Since 2014’s bloated World Peace is None of your Business, Morrissey has been as outspoken about affairs as ever. He praised Brexit as a ‘magnificent’ decision which led to Johnny Marr ruling out a potential Smiths reunion. Recently, he claimed the UKIP leadership election was rigged and more egregiously defended Harvey Weinstein and Kevin Spacey, questioning the credibility of the allegations against them.
Leaving all preconceived notions aside and focusing on the music, there is little on Low in High School that will engender that Kanye West-like guilty pleasure feeling you may experience where the music does the speaking. Morrissey’s eleventh solo album is a musically maximalist statement that depends on theatrical reverberations and sky-high crescendos to uphold the weighty subject matter.
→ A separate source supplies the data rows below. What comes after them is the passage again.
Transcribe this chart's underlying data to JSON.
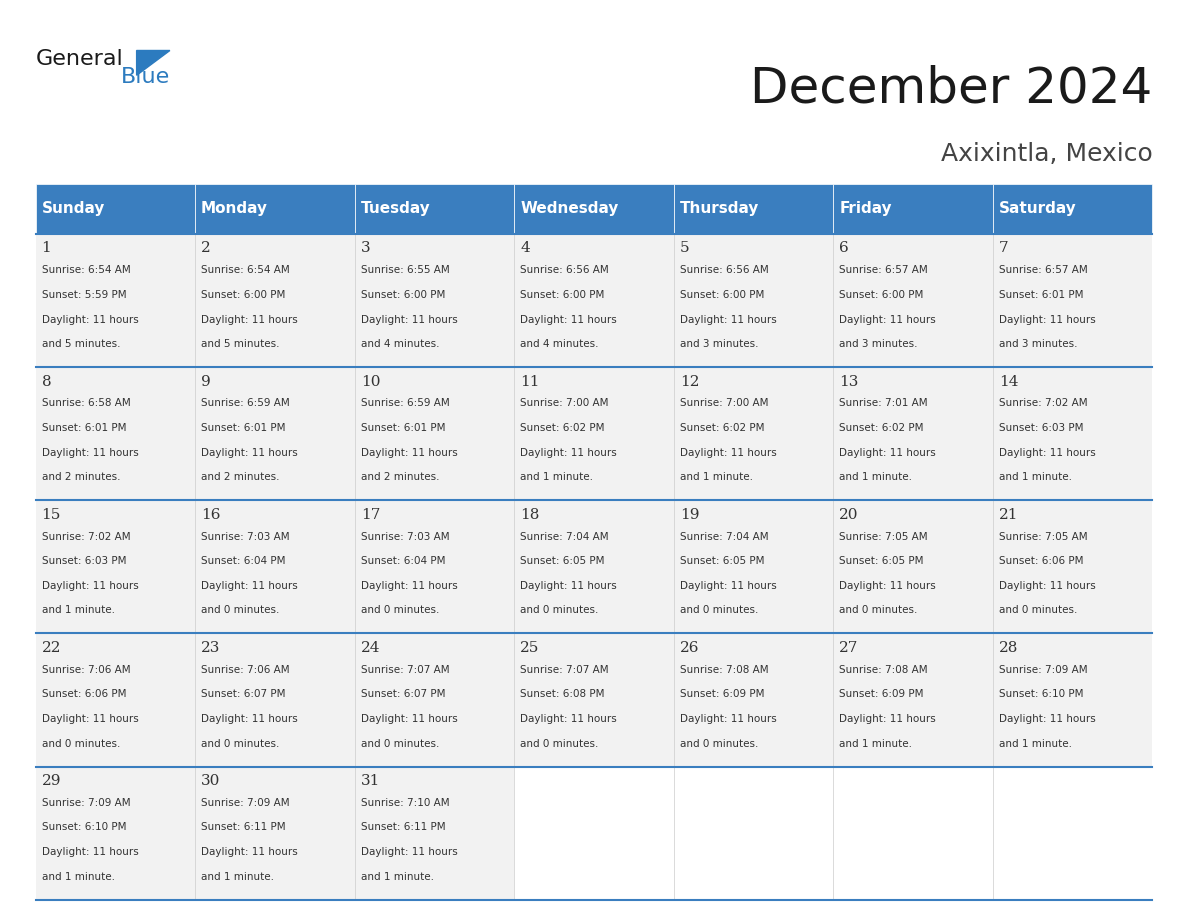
{
  "title": "December 2024",
  "subtitle": "Axixintla, Mexico",
  "header_bg": "#3a7ebf",
  "header_text_color": "#ffffff",
  "cell_bg_light": "#f2f2f2",
  "cell_bg_white": "#ffffff",
  "border_color": "#3a7ebf",
  "days_of_week": [
    "Sunday",
    "Monday",
    "Tuesday",
    "Wednesday",
    "Thursday",
    "Friday",
    "Saturday"
  ],
  "weeks": [
    [
      {
        "day": 1,
        "sunrise": "6:54 AM",
        "sunset": "5:59 PM",
        "daylight": "11 hours and 5 minutes."
      },
      {
        "day": 2,
        "sunrise": "6:54 AM",
        "sunset": "6:00 PM",
        "daylight": "11 hours and 5 minutes."
      },
      {
        "day": 3,
        "sunrise": "6:55 AM",
        "sunset": "6:00 PM",
        "daylight": "11 hours and 4 minutes."
      },
      {
        "day": 4,
        "sunrise": "6:56 AM",
        "sunset": "6:00 PM",
        "daylight": "11 hours and 4 minutes."
      },
      {
        "day": 5,
        "sunrise": "6:56 AM",
        "sunset": "6:00 PM",
        "daylight": "11 hours and 3 minutes."
      },
      {
        "day": 6,
        "sunrise": "6:57 AM",
        "sunset": "6:00 PM",
        "daylight": "11 hours and 3 minutes."
      },
      {
        "day": 7,
        "sunrise": "6:57 AM",
        "sunset": "6:01 PM",
        "daylight": "11 hours and 3 minutes."
      }
    ],
    [
      {
        "day": 8,
        "sunrise": "6:58 AM",
        "sunset": "6:01 PM",
        "daylight": "11 hours and 2 minutes."
      },
      {
        "day": 9,
        "sunrise": "6:59 AM",
        "sunset": "6:01 PM",
        "daylight": "11 hours and 2 minutes."
      },
      {
        "day": 10,
        "sunrise": "6:59 AM",
        "sunset": "6:01 PM",
        "daylight": "11 hours and 2 minutes."
      },
      {
        "day": 11,
        "sunrise": "7:00 AM",
        "sunset": "6:02 PM",
        "daylight": "11 hours and 1 minute."
      },
      {
        "day": 12,
        "sunrise": "7:00 AM",
        "sunset": "6:02 PM",
        "daylight": "11 hours and 1 minute."
      },
      {
        "day": 13,
        "sunrise": "7:01 AM",
        "sunset": "6:02 PM",
        "daylight": "11 hours and 1 minute."
      },
      {
        "day": 14,
        "sunrise": "7:02 AM",
        "sunset": "6:03 PM",
        "daylight": "11 hours and 1 minute."
      }
    ],
    [
      {
        "day": 15,
        "sunrise": "7:02 AM",
        "sunset": "6:03 PM",
        "daylight": "11 hours and 1 minute."
      },
      {
        "day": 16,
        "sunrise": "7:03 AM",
        "sunset": "6:04 PM",
        "daylight": "11 hours and 0 minutes."
      },
      {
        "day": 17,
        "sunrise": "7:03 AM",
        "sunset": "6:04 PM",
        "daylight": "11 hours and 0 minutes."
      },
      {
        "day": 18,
        "sunrise": "7:04 AM",
        "sunset": "6:05 PM",
        "daylight": "11 hours and 0 minutes."
      },
      {
        "day": 19,
        "sunrise": "7:04 AM",
        "sunset": "6:05 PM",
        "daylight": "11 hours and 0 minutes."
      },
      {
        "day": 20,
        "sunrise": "7:05 AM",
        "sunset": "6:05 PM",
        "daylight": "11 hours and 0 minutes."
      },
      {
        "day": 21,
        "sunrise": "7:05 AM",
        "sunset": "6:06 PM",
        "daylight": "11 hours and 0 minutes."
      }
    ],
    [
      {
        "day": 22,
        "sunrise": "7:06 AM",
        "sunset": "6:06 PM",
        "daylight": "11 hours and 0 minutes."
      },
      {
        "day": 23,
        "sunrise": "7:06 AM",
        "sunset": "6:07 PM",
        "daylight": "11 hours and 0 minutes."
      },
      {
        "day": 24,
        "sunrise": "7:07 AM",
        "sunset": "6:07 PM",
        "daylight": "11 hours and 0 minutes."
      },
      {
        "day": 25,
        "sunrise": "7:07 AM",
        "sunset": "6:08 PM",
        "daylight": "11 hours and 0 minutes."
      },
      {
        "day": 26,
        "sunrise": "7:08 AM",
        "sunset": "6:09 PM",
        "daylight": "11 hours and 0 minutes."
      },
      {
        "day": 27,
        "sunrise": "7:08 AM",
        "sunset": "6:09 PM",
        "daylight": "11 hours and 1 minute."
      },
      {
        "day": 28,
        "sunrise": "7:09 AM",
        "sunset": "6:10 PM",
        "daylight": "11 hours and 1 minute."
      }
    ],
    [
      {
        "day": 29,
        "sunrise": "7:09 AM",
        "sunset": "6:10 PM",
        "daylight": "11 hours and 1 minute."
      },
      {
        "day": 30,
        "sunrise": "7:09 AM",
        "sunset": "6:11 PM",
        "daylight": "11 hours and 1 minute."
      },
      {
        "day": 31,
        "sunrise": "7:10 AM",
        "sunset": "6:11 PM",
        "daylight": "11 hours and 1 minute."
      },
      null,
      null,
      null,
      null
    ]
  ],
  "logo_text_general": "General",
  "logo_text_blue": "Blue",
  "logo_color_general": "#1a1a1a",
  "logo_color_blue": "#2c7bbf",
  "logo_triangle_color": "#2c7bbf"
}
Horns, strings and classical style piano pop up throughout. The forcefully dramatic ‘In your Lap’ is one where you can imagine Morrissey on a stage with the spotlight on him, crying out against the horrors of war. The album does occasionally take on a musical-like quality.
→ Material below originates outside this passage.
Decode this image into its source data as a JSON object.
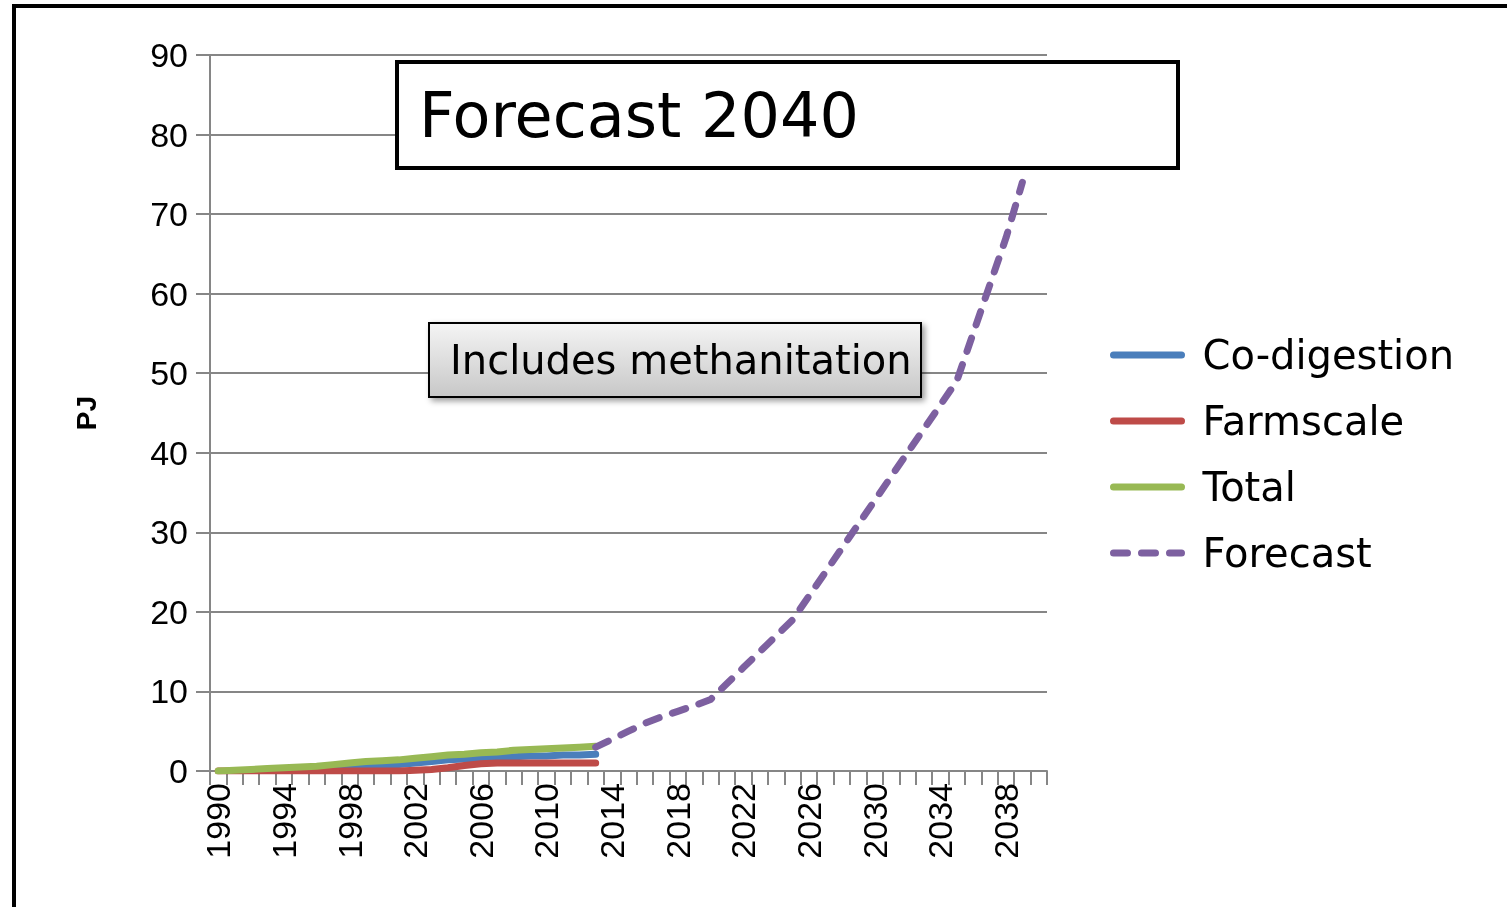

‘I Bury the Living’ is a track that could stir some controversy, where Morrisey takes on the persona of a soldier in a sardonic rant against the glorification of war. He is seeking to expunge the idea of ‘heroism’ and propound the notion of war as state-sanctified homicide. A line as stark as “give me an order and I’ll blow up your daughter” will remain lodged in your hippocampus. The song is actually as darkly humorous as it is intense though.
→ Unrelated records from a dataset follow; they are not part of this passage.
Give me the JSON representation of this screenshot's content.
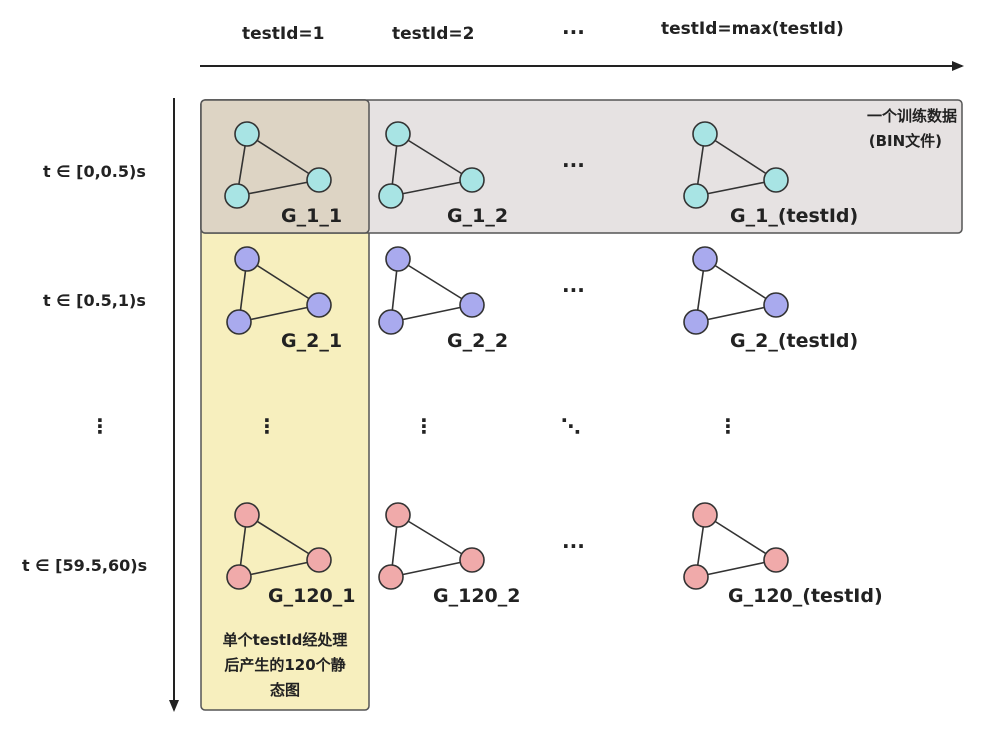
{
  "columns": [
    "testId=1",
    "testId=2",
    "···",
    "testId=max(testId)"
  ],
  "rows": [
    "t ∈ [0,0.5)s",
    "t ∈ [0.5,1)s",
    "⋮",
    "t ∈ [59.5,60)s"
  ],
  "graphs": {
    "row1": [
      "G_1_1",
      "G_1_2",
      "G_1_(testId)"
    ],
    "row2": [
      "G_2_1",
      "G_2_2",
      "G_2_(testId)"
    ],
    "row3": [
      "G_120_1",
      "G_120_2",
      "G_120_(testId)"
    ]
  },
  "ellipsis": {
    "horizontal": "···",
    "vertical": "⋮",
    "diagonal": "⋱"
  },
  "annotations": {
    "training_data_line1": "一个训练数据",
    "training_data_line2": "(BIN文件)",
    "static_graphs_line1": "单个testId经处理",
    "static_graphs_line2": "后产生的120个静",
    "static_graphs_line3": "态图"
  },
  "colors": {
    "row1_node": "#a8e4e4",
    "row2_node": "#a9aaee",
    "row3_node": "#f0aaaa",
    "training_box_fill": "#e6e2e2",
    "column_box_fill": "#f7efbe",
    "overlap_fill": "#ddd4c4"
  }
}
And that leads onto the idea that Low in High School should not be taken too seriously. Maybe with Morrissey’s routine outbursts, they won’t. Certainly, when I heard the lead single ‘Spent the Day in Bed’ with all its banality and comic squelches in the background, it was a head-scratching moment. Although, I’m sure many of us could follow his mantra of the need for a prolonged slumber and isolation from the scaremongering media – ‘the news contrives to frighten you’. Elsewhere, there is some semi-bizarre nods to hair rock and oriental sounds. “All the Young People must Fall in Love” glides along with a happy-go-lucky 70s clapping beat as Morrissey wails about nuclear weapons incinerating people. An upfront tension exists between his self-importance and the adventurous, operatic production.
People need music to unwind, cheer them up or substantiate their emotions. Low in High School is more just Morrissey’s current agenda; a muddled string of murky sentiments glued together in a fabric of grandiose, super-imposing instrumentation. Being a die-hard Smiths fan must a tricky existence. When their messiah comes out with his contrarian views, will they say he should ‘stick to the music’? Low in High School is the album that will test their patience because their ability to decouple a truly legendary voice from his opinions, will be strained. It’s intriguing yet in equal part overbearing.